“Nantucket” most likely derives from a Wampanoag word meaning “faraway land.” But despite its poetic name, the island lies just 30 miles from the south shore of Cape Cod. Its glory days as a whaling port lasted until the mid-1800s, when a double punch of the harbor’s natural limitations and a major fire brought an end to its prosperity. In search of livelihoods, many inhabitants left the island, which went into a Brigadoon-like period of suspended animation. However, this exodus resulted in much of its architecture being preserved. In 1966, the Town of Nantucket was designated a National Historic Landmark District for being the “finest surviving architectural and environmental example of a late 18th- and early 19th-century seaport town in New England.”

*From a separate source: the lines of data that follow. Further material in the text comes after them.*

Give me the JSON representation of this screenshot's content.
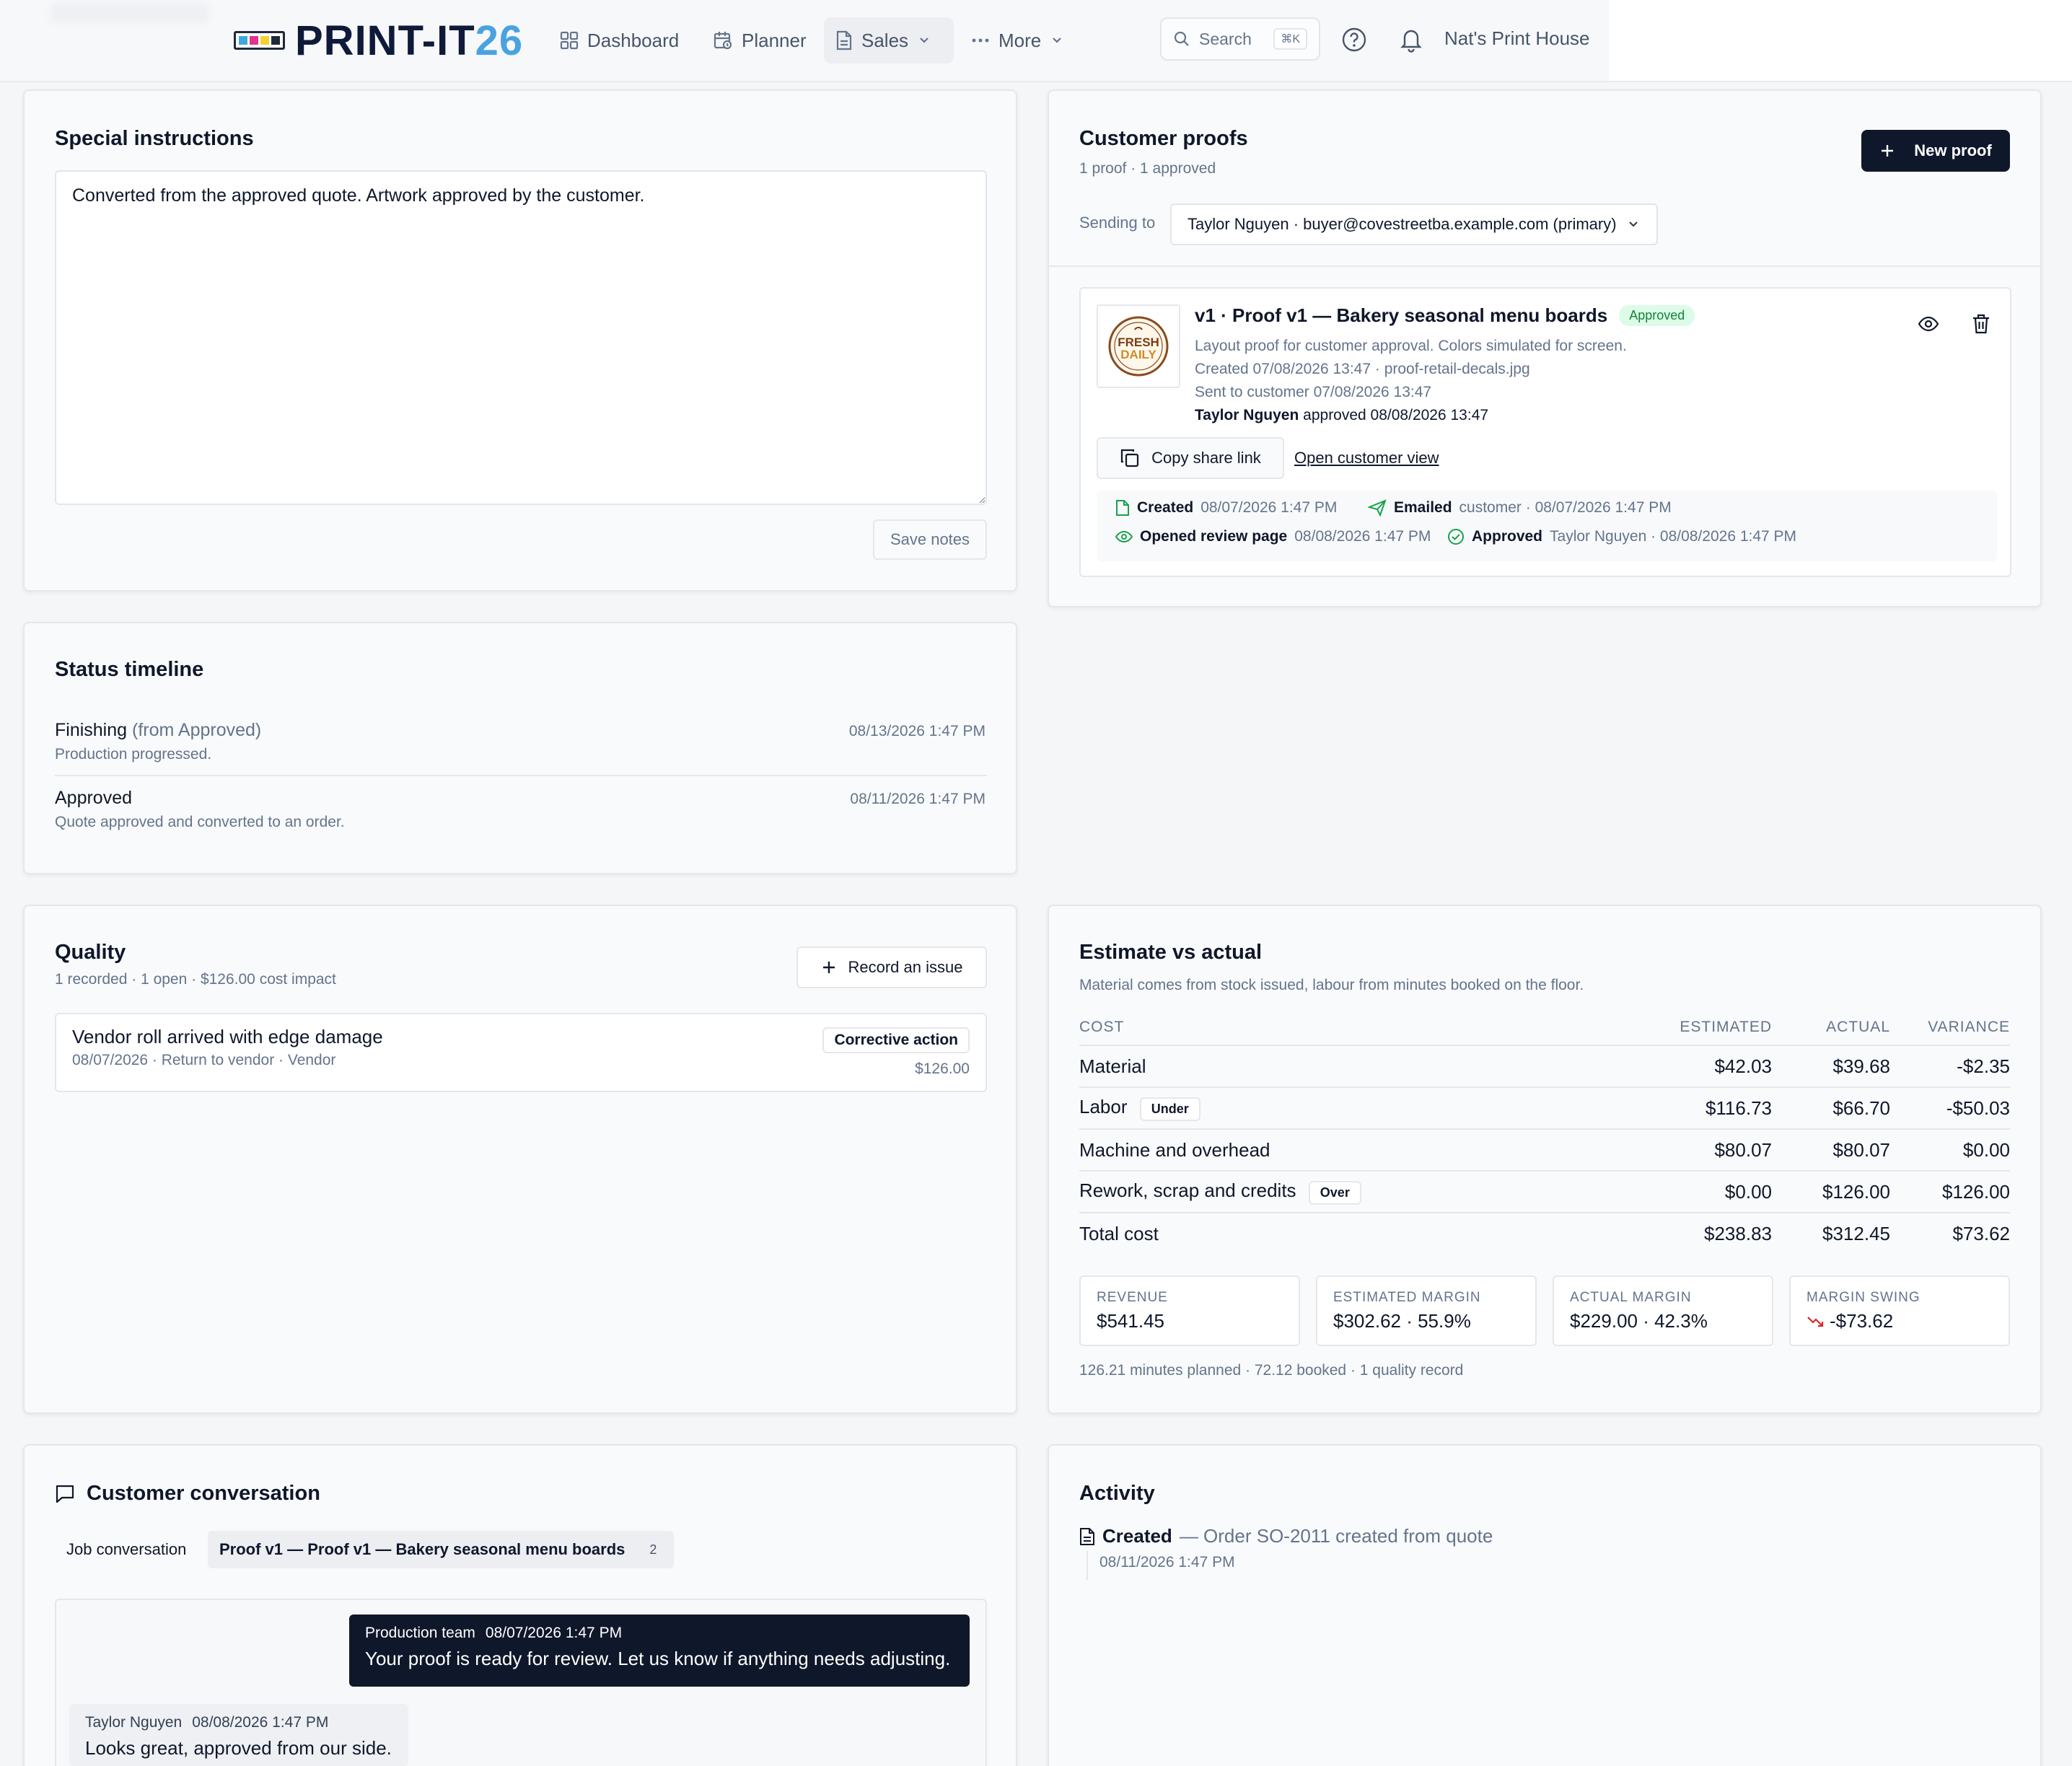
{
  "header": {
    "logo_text": "PRINT-IT",
    "logo_num": "26",
    "logo_colors": [
      "#3fa7e0",
      "#e0338f",
      "#f2d232",
      "#1e293b"
    ],
    "nav": [
      {
        "label": "Dashboard",
        "icon": "grid-icon"
      },
      {
        "label": "Planner",
        "icon": "calendar-icon"
      },
      {
        "label": "Sales",
        "icon": "document-icon"
      },
      {
        "label": "More",
        "icon": "more-icon"
      }
    ],
    "search_label": "Search",
    "search_kbd": "⌘K",
    "shop_name": "Nat's Print House"
  },
  "special_instructions": {
    "title": "Special instructions",
    "text": "Converted from the approved quote. Artwork approved by the customer.",
    "save_label": "Save notes"
  },
  "customer_proofs": {
    "title": "Customer proofs",
    "summary": "1 proof · 1 approved",
    "new_proof_label": "New proof",
    "sending_to_label": "Sending to",
    "sending_to_value": "Taylor Nguyen · buyer@covestreetba.example.com (primary)",
    "proof": {
      "thumb_text_1": "FRESH",
      "thumb_text_2": "DAILY",
      "title": "v1 · Proof v1 — Bakery seasonal menu boards",
      "status": "Approved",
      "description": "Layout proof for customer approval. Colors simulated for screen.",
      "created": "Created 07/08/2026 13:47 · proof-retail-decals.jpg",
      "sent": "Sent to customer 07/08/2026 13:47",
      "approved_by": "Taylor Nguyen",
      "approved_text": "approved 08/08/2026 13:47",
      "copy_link_label": "Copy share link",
      "open_view_label": "Open customer view",
      "events": [
        {
          "label": "Created",
          "detail": "08/07/2026 1:47 PM"
        },
        {
          "label": "Emailed",
          "detail": "customer · 08/07/2026 1:47 PM"
        },
        {
          "label": "Opened review page",
          "detail": "08/08/2026 1:47 PM"
        },
        {
          "label": "Approved",
          "detail": "Taylor Nguyen · 08/08/2026 1:47 PM"
        }
      ]
    }
  },
  "status_timeline": {
    "title": "Status timeline",
    "items": [
      {
        "status": "Finishing",
        "from": "(from Approved)",
        "note": "Production progressed.",
        "time": "08/13/2026 1:47 PM"
      },
      {
        "status": "Approved",
        "from": "",
        "note": "Quote approved and converted to an order.",
        "time": "08/11/2026 1:47 PM"
      }
    ]
  },
  "quality": {
    "title": "Quality",
    "summary": "1 recorded · 1 open · $126.00 cost impact",
    "record_label": "Record an issue",
    "issue": {
      "title": "Vendor roll arrived with edge damage",
      "meta": "08/07/2026 · Return to vendor · Vendor",
      "badge": "Corrective action",
      "amount": "$126.00"
    }
  },
  "estimate_vs_actual": {
    "title": "Estimate vs actual",
    "subtitle": "Material comes from stock issued, labour from minutes booked on the floor.",
    "columns": [
      "COST",
      "ESTIMATED",
      "ACTUAL",
      "VARIANCE"
    ],
    "rows": [
      {
        "label": "Material",
        "tag": "",
        "estimated": "$42.03",
        "actual": "$39.68",
        "variance": "-$2.35",
        "variance_tone": "neg"
      },
      {
        "label": "Labor",
        "tag": "Under",
        "estimated": "$116.73",
        "actual": "$66.70",
        "variance": "-$50.03",
        "variance_tone": "neg"
      },
      {
        "label": "Machine and overhead",
        "tag": "",
        "estimated": "$80.07",
        "actual": "$80.07",
        "variance": "$0.00",
        "variance_tone": "neg"
      },
      {
        "label": "Rework, scrap and credits",
        "tag": "Over",
        "estimated": "$0.00",
        "actual": "$126.00",
        "variance": "$126.00",
        "variance_tone": "red"
      },
      {
        "label": "Total cost",
        "tag": "",
        "estimated": "$238.83",
        "actual": "$312.45",
        "variance": "$73.62",
        "variance_tone": "red"
      }
    ],
    "kpis": [
      {
        "label": "REVENUE",
        "value": "$541.45"
      },
      {
        "label": "ESTIMATED MARGIN",
        "value": "$302.62 · 55.9%"
      },
      {
        "label": "ACTUAL MARGIN",
        "value": "$229.00 · 42.3%"
      },
      {
        "label": "MARGIN SWING",
        "value": "-$73.62"
      }
    ],
    "footer": "126.21 minutes planned · 72.12 booked · 1 quality record"
  },
  "conversation": {
    "title": "Customer conversation",
    "tabs": [
      {
        "label": "Job conversation",
        "count": ""
      },
      {
        "label": "Proof v1 — Proof v1 — Bakery seasonal menu boards",
        "count": "2"
      }
    ],
    "messages": [
      {
        "author": "Production team",
        "time": "08/07/2026 1:47 PM",
        "text": "Your proof is ready for review. Let us know if anything needs adjusting."
      },
      {
        "author": "Taylor Nguyen",
        "time": "08/08/2026 1:47 PM",
        "text": "Looks great, approved from our side."
      }
    ]
  },
  "activity": {
    "title": "Activity",
    "items": [
      {
        "label": "Created",
        "detail": "— Order SO-2011 created from quote",
        "time": "08/11/2026 1:47 PM"
      }
    ]
  }
}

Today its population jumps from 11,000 year-round to more than 50,000 during the summer months. In contrast to neighboring Martha’s Vineyard, which gathers a crowd of artists, writers and journalists, as well as showbiz folk and politicians, Nantucket tends to attract hedge fund moguls and Wall Street executives. As a result, property values have become stratospheric. On my recent trip, a real estate broker told me that a two-bedroom starter home now begins at around $1.2 million.
Over the years that I have been going to Nantucket, I have seen the number of mansions increase exponentially. However, the steep price of land and stringent local regulations help to ensure that the island is not overrun. The Nantucket Islands Land Bank levies a 2 percent fee on most real estate transactions, money that goes to preserving acreage for “open space, agriculture and recreational uses.” As a result, almost half the island is protected. A body called the Historic District Commission limits the colors for painting houses to a palette of only about a dozen shades. I once saw a T-shirt that said, “Turn left at the gray house with white trim,” which describes so many houses as to render the directions laughably meaningless.